Sulla rivista PME si vogliono analizzare gli errori soprattutto nell’ambito comportamentale che vari manager hanno e continuano a ripetere, generazioni dopo generazioni, causando sempre gli stessi problemi in aziende diverse. Un primo tipico errore è la mancanza di definire obiettivi chiari e quantificabili. Frequenti i manager che vogliono orientare aziende verso nuove strategie senza però porsi degli obiettivi che siano prima di tutto chiari e poi condivisibili dai collaboratori. Questo porta a contagiose confusioni a tutti i livelli e perdite di credibilità. In questo ambito solitamente si sbaglia ponendo troppi obiettivi poco chiari e immancabilmente non limitati nel tempo.
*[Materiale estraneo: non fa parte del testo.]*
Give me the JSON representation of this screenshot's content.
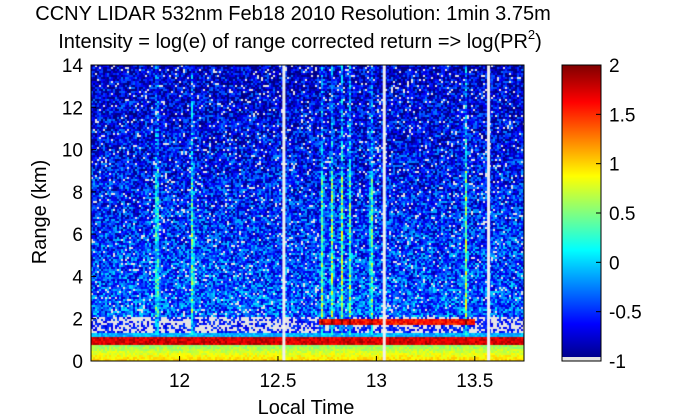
{
  "chart_data": {
    "type": "heatmap",
    "title_line1": "CCNY LIDAR 532nm Feb18 2010 Resolution: 1min 3.75m",
    "title_line2_main": "Intensity = log(e) of range corrected return => log(PR",
    "title_line2_sup": "2",
    "title_line2_end": ")",
    "xlabel": "Local Time",
    "ylabel": "Range (km)",
    "xlim": [
      11.55,
      13.75
    ],
    "ylim": [
      0,
      14
    ],
    "xticks": [
      12,
      12.5,
      13,
      13.5
    ],
    "xtick_labels": [
      "12",
      "12.5",
      "13",
      "13.5"
    ],
    "yticks": [
      0,
      2,
      4,
      6,
      8,
      10,
      12,
      14
    ],
    "ytick_labels": [
      "0",
      "2",
      "4",
      "6",
      "8",
      "10",
      "12",
      "14"
    ],
    "colorbar": {
      "range": [
        -1,
        2
      ],
      "ticks": [
        -1,
        -0.5,
        0,
        0.5,
        1,
        1.5,
        2
      ],
      "tick_labels": [
        "-1",
        "-0.5",
        "0",
        "0.5",
        "1",
        "1.5",
        "2"
      ],
      "colormap": "jet"
    },
    "features": {
      "boundary_layer_range_km": [
        0.8,
        1.2
      ],
      "surface_layer_range_km": [
        0,
        0.8
      ],
      "gap_range_km": [
        1.3,
        2.1
      ],
      "data_gap_times": [
        12.53,
        13.04,
        13.57
      ],
      "cloud_columns_times": [
        11.88,
        12.06,
        12.72,
        12.77,
        12.82,
        12.86,
        12.97,
        13.45
      ]
    }
  }
}
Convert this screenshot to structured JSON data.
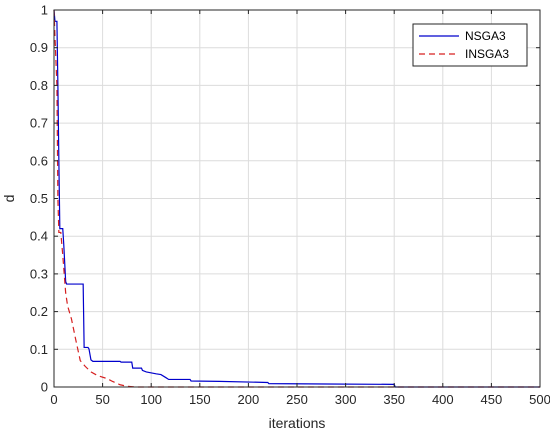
{
  "chart_data": {
    "type": "line",
    "title": "",
    "xlabel": "iterations",
    "ylabel": "d",
    "xlim": [
      0,
      500
    ],
    "ylim": [
      0,
      1
    ],
    "xticks": [
      0,
      50,
      100,
      150,
      200,
      250,
      300,
      350,
      400,
      450,
      500
    ],
    "yticks": [
      0,
      0.1,
      0.2,
      0.3,
      0.4,
      0.5,
      0.6,
      0.7,
      0.8,
      0.9,
      1
    ],
    "xtick_labels": [
      "0",
      "50",
      "100",
      "150",
      "200",
      "250",
      "300",
      "350",
      "400",
      "450",
      "500"
    ],
    "ytick_labels": [
      "0",
      "0.1",
      "0.2",
      "0.3",
      "0.4",
      "0.5",
      "0.6",
      "0.7",
      "0.8",
      "0.9",
      "1"
    ],
    "grid": true,
    "legend_position": "top-right",
    "series": [
      {
        "name": "NSGA3",
        "color": "#0000cc",
        "style": "solid",
        "points": [
          [
            0,
            1.0
          ],
          [
            1,
            0.97
          ],
          [
            3,
            0.97
          ],
          [
            4,
            0.8
          ],
          [
            5,
            0.6
          ],
          [
            6,
            0.42
          ],
          [
            9,
            0.42
          ],
          [
            10,
            0.38
          ],
          [
            12,
            0.28
          ],
          [
            13,
            0.273
          ],
          [
            30,
            0.273
          ],
          [
            31,
            0.105
          ],
          [
            35,
            0.105
          ],
          [
            36,
            0.101
          ],
          [
            38,
            0.072
          ],
          [
            40,
            0.068
          ],
          [
            68,
            0.068
          ],
          [
            69,
            0.066
          ],
          [
            80,
            0.066
          ],
          [
            81,
            0.05
          ],
          [
            90,
            0.05
          ],
          [
            91,
            0.044
          ],
          [
            95,
            0.04
          ],
          [
            105,
            0.035
          ],
          [
            110,
            0.033
          ],
          [
            115,
            0.025
          ],
          [
            118,
            0.02
          ],
          [
            140,
            0.02
          ],
          [
            141,
            0.016
          ],
          [
            170,
            0.015
          ],
          [
            220,
            0.012
          ],
          [
            221,
            0.009
          ],
          [
            280,
            0.008
          ],
          [
            350,
            0.007
          ],
          [
            351,
            0.0
          ],
          [
            500,
            0.0
          ]
        ]
      },
      {
        "name": "INSGA3",
        "color": "#d62020",
        "style": "dashed",
        "points": [
          [
            0,
            1.0
          ],
          [
            1,
            0.93
          ],
          [
            3,
            0.8
          ],
          [
            4,
            0.5
          ],
          [
            5,
            0.41
          ],
          [
            7,
            0.41
          ],
          [
            9,
            0.35
          ],
          [
            12,
            0.25
          ],
          [
            14,
            0.215
          ],
          [
            18,
            0.18
          ],
          [
            22,
            0.13
          ],
          [
            27,
            0.07
          ],
          [
            32,
            0.055
          ],
          [
            38,
            0.04
          ],
          [
            45,
            0.03
          ],
          [
            55,
            0.022
          ],
          [
            60,
            0.015
          ],
          [
            68,
            0.006
          ],
          [
            75,
            0.002
          ],
          [
            85,
            0.0
          ],
          [
            500,
            0.0
          ]
        ]
      }
    ]
  }
}
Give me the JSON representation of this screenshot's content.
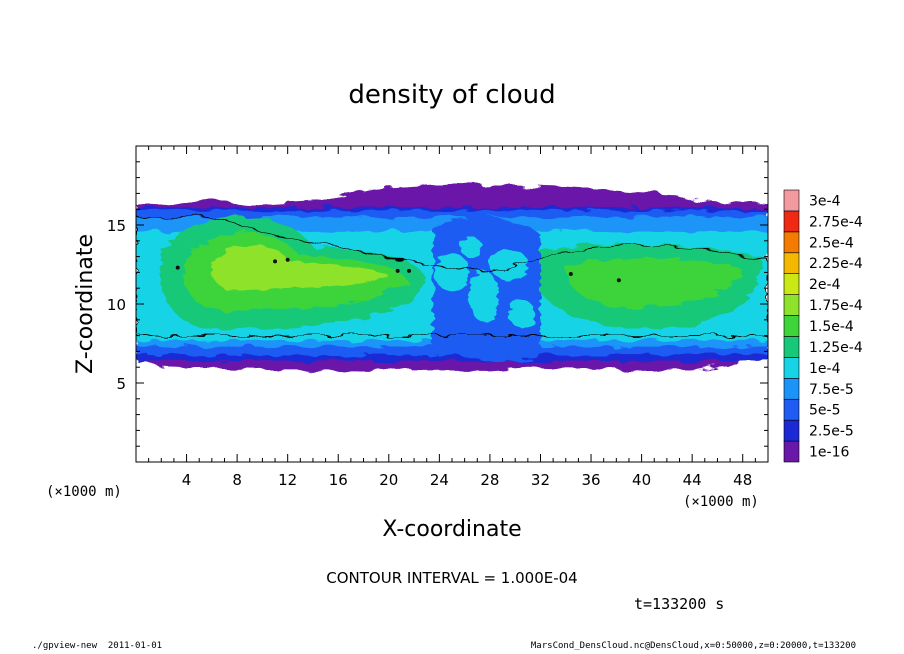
{
  "chart_data": {
    "type": "heatmap",
    "title": "density of cloud",
    "xlabel": "X-coordinate",
    "ylabel": "Z-coordinate",
    "x_unit": "(×1000 m)",
    "y_unit": "(×1000 m)",
    "xlim": [
      0,
      50
    ],
    "ylim": [
      0,
      20
    ],
    "x_ticks": [
      4,
      8,
      12,
      16,
      20,
      24,
      28,
      32,
      36,
      40,
      44,
      48
    ],
    "y_ticks": [
      5,
      10,
      15
    ],
    "colorbar": {
      "labels": [
        "1e-16",
        "2.5e-5",
        "5e-5",
        "7.5e-5",
        "1e-4",
        "1.25e-4",
        "1.5e-4",
        "1.75e-4",
        "2e-4",
        "2.25e-4",
        "2.5e-4",
        "2.75e-4",
        "3e-4"
      ],
      "colors": [
        "#6a18a8",
        "#1c2ad6",
        "#1e5cf2",
        "#1b94f8",
        "#16d3e6",
        "#17c878",
        "#3ed43a",
        "#8fe22c",
        "#c9e816",
        "#f4b800",
        "#f47a00",
        "#ee2a14",
        "#f29aa0"
      ]
    },
    "contour_interval": "CONTOUR INTERVAL = 1.000E-04",
    "time_label": "t=133200 s",
    "cloud_layer": {
      "bottom_km": 6,
      "top_km": 16.5,
      "contour_level": "1e-4",
      "contour_bottom_km": 8,
      "contour_top_km": [
        15.5,
        15.6,
        14.3,
        13.5,
        12.6,
        12.0,
        13.2,
        13.8,
        13.5,
        12.8
      ]
    }
  },
  "footer": {
    "left": "./gpview-new  2011-01-01",
    "right": "MarsCond_DensCloud.nc@DensCloud,x=0:50000,z=0:20000,t=133200"
  }
}
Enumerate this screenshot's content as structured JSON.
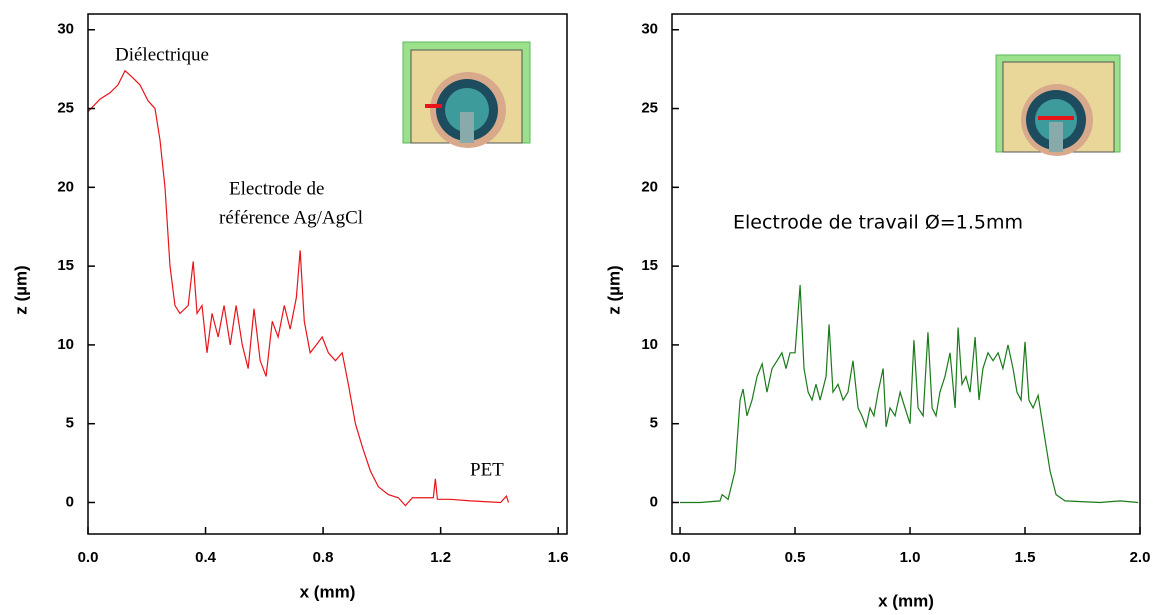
{
  "chart_data": [
    {
      "type": "line",
      "xlabel": "x (mm)",
      "ylabel": "z (µm)",
      "annotations": [
        "Diélectrique",
        "Electrode de",
        "référence Ag/AgCl",
        "PET"
      ],
      "xlim": [
        0,
        1.63
      ],
      "ylim": [
        -2,
        31
      ],
      "xticks": [
        {
          "value": 0,
          "label": "0.0"
        },
        {
          "value": 0.4,
          "label": "0.4"
        },
        {
          "value": 0.8,
          "label": "0.8"
        },
        {
          "value": 1.2,
          "label": "1.2"
        },
        {
          "value": 1.6,
          "label": "1.6"
        }
      ],
      "yticks": [
        0,
        5,
        10,
        15,
        20,
        25,
        30
      ],
      "x": [
        0,
        0.041,
        0.075,
        0.102,
        0.126,
        0.15,
        0.177,
        0.204,
        0.228,
        0.245,
        0.262,
        0.279,
        0.296,
        0.313,
        0.341,
        0.358,
        0.371,
        0.388,
        0.405,
        0.422,
        0.443,
        0.463,
        0.484,
        0.504,
        0.525,
        0.545,
        0.565,
        0.586,
        0.606,
        0.627,
        0.647,
        0.668,
        0.688,
        0.709,
        0.722,
        0.736,
        0.756,
        0.777,
        0.797,
        0.818,
        0.842,
        0.865,
        0.886,
        0.91,
        0.934,
        0.961,
        0.988,
        1.022,
        1.056,
        1.08,
        1.104,
        1.148,
        1.175,
        1.182,
        1.189,
        1.233,
        1.302,
        1.404,
        1.424,
        1.431
      ],
      "series": [
        {
          "color": "#e8141a",
          "values": [
            24.8,
            25.6,
            26,
            26.5,
            27.4,
            27,
            26.5,
            25.5,
            25,
            23,
            20,
            15,
            12.5,
            12,
            12.5,
            15.3,
            12,
            12.5,
            9.5,
            12,
            10.5,
            12.5,
            10,
            12.5,
            10,
            8.5,
            12.3,
            9,
            8,
            11.5,
            10.5,
            12.5,
            11,
            13,
            16,
            11.5,
            9.5,
            10,
            10.5,
            9.5,
            9,
            9.5,
            7.5,
            5,
            3.5,
            2,
            1,
            0.5,
            0.3,
            -0.2,
            0.3,
            0.3,
            0.3,
            1.5,
            0.2,
            0.2,
            0.1,
            0,
            0.4,
            0
          ]
        }
      ]
    },
    {
      "type": "line",
      "xlabel": "x (mm)",
      "ylabel": "z (µm)",
      "annotations": [
        "Electrode de travail Ø=1.5mm"
      ],
      "xlim": [
        -0.035,
        2.0
      ],
      "ylim": [
        -2,
        31
      ],
      "xticks": [
        {
          "value": 0,
          "label": "0.0"
        },
        {
          "value": 0.5,
          "label": "0.5"
        },
        {
          "value": 1,
          "label": "1.0"
        },
        {
          "value": 1.5,
          "label": "1.5"
        },
        {
          "value": 2,
          "label": "2.0"
        }
      ],
      "yticks": [
        0,
        5,
        10,
        15,
        20,
        25,
        30
      ],
      "x": [
        0,
        0.087,
        0.174,
        0.183,
        0.209,
        0.239,
        0.261,
        0.274,
        0.291,
        0.313,
        0.335,
        0.357,
        0.378,
        0.4,
        0.422,
        0.443,
        0.461,
        0.478,
        0.5,
        0.522,
        0.539,
        0.557,
        0.574,
        0.591,
        0.609,
        0.635,
        0.648,
        0.665,
        0.687,
        0.709,
        0.73,
        0.752,
        0.774,
        0.791,
        0.809,
        0.826,
        0.843,
        0.861,
        0.883,
        0.896,
        0.913,
        0.935,
        0.957,
        0.978,
        1.0,
        1.017,
        1.035,
        1.057,
        1.078,
        1.096,
        1.113,
        1.13,
        1.152,
        1.174,
        1.196,
        1.209,
        1.226,
        1.243,
        1.261,
        1.283,
        1.3,
        1.317,
        1.339,
        1.361,
        1.383,
        1.404,
        1.426,
        1.448,
        1.465,
        1.483,
        1.5,
        1.517,
        1.535,
        1.557,
        1.587,
        1.609,
        1.635,
        1.674,
        1.826,
        1.913,
        1.991
      ],
      "series": [
        {
          "color": "#1a7a1a",
          "values": [
            0,
            0,
            0.1,
            0.5,
            0.2,
            2,
            6.5,
            7.2,
            5.5,
            6.5,
            8,
            8.8,
            7,
            8.5,
            9,
            9.5,
            8.5,
            9.5,
            9.5,
            13.8,
            8.5,
            7,
            6.5,
            7.5,
            6.5,
            8,
            11.3,
            7,
            7.5,
            6.5,
            7,
            9,
            6,
            5.5,
            4.8,
            6,
            5.5,
            7,
            8.5,
            4.8,
            6,
            5.5,
            7,
            6,
            5,
            10.3,
            6,
            5.5,
            10.8,
            6,
            5.5,
            7,
            8,
            9.5,
            6,
            11.1,
            7.5,
            8,
            7,
            10.5,
            6.5,
            8.5,
            9.5,
            9,
            9.5,
            8.5,
            10,
            8.5,
            7,
            6.5,
            10.2,
            6.5,
            6,
            6.8,
            4,
            2,
            0.5,
            0.1,
            0,
            0.1,
            0
          ]
        }
      ]
    }
  ]
}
Non si riescono a delegare competenze e responsabilità chiare, non si chiede il parere nemmeno a chi dovrà lavorare operativamente. Un secondo tipico errore è evitare di porre i collaboratori di fronte alle loro responsabilità La tendenza a non delegare ma ad accentrare è un male di molte aziende, soprattutto nel mondo mediterraneo. Capitani d’aziende che non si sono resi conto dell’evoluzione del mondo e che piuttosto di delegare a giovani formati, preferiscono rimandare e non prendere delle decisioni vitali per la sopravvivenza dell’azienda. Un terzo tipico errore, non riconoscere che il mondo sta evolvendo ad una velocità tale che non tutte le risorse possono essere interne. Gestire i progetti con specialisti esterni all’azienda diventa una necessità del mondo manageriale moderno, chi di noi l’ha capito ? pochi ! un quanto errore, pensare alla propria azienda come un gruppo di collaboratori contenti di quello che stanno facendo, in altre parole pensare ad un’azienda come qualcosa di stabile e non di dinamico. Molti collaboratori sanno come migliorare la propria performance, lasciamoli esprimere e seguiamo questi consigli. Il sistema ed i valori esistenti sono una ottima base per evolvere e per affrontare nuove sfide, valorizziamo il capitale umano esistente e rivalutare la propria posizione con regolarità. Soprattutto direttori che gestiscono azienda da più di 10 anni dovrebbero analizzare la propria posizione nei confronti con l’evoluzione dell’azienda almeno una volta all’anno e, nel caso ci siano dei dubbi o siano  stati commessi degli errori, saperli riconoscere e assieme apporre le correzioni necessarie.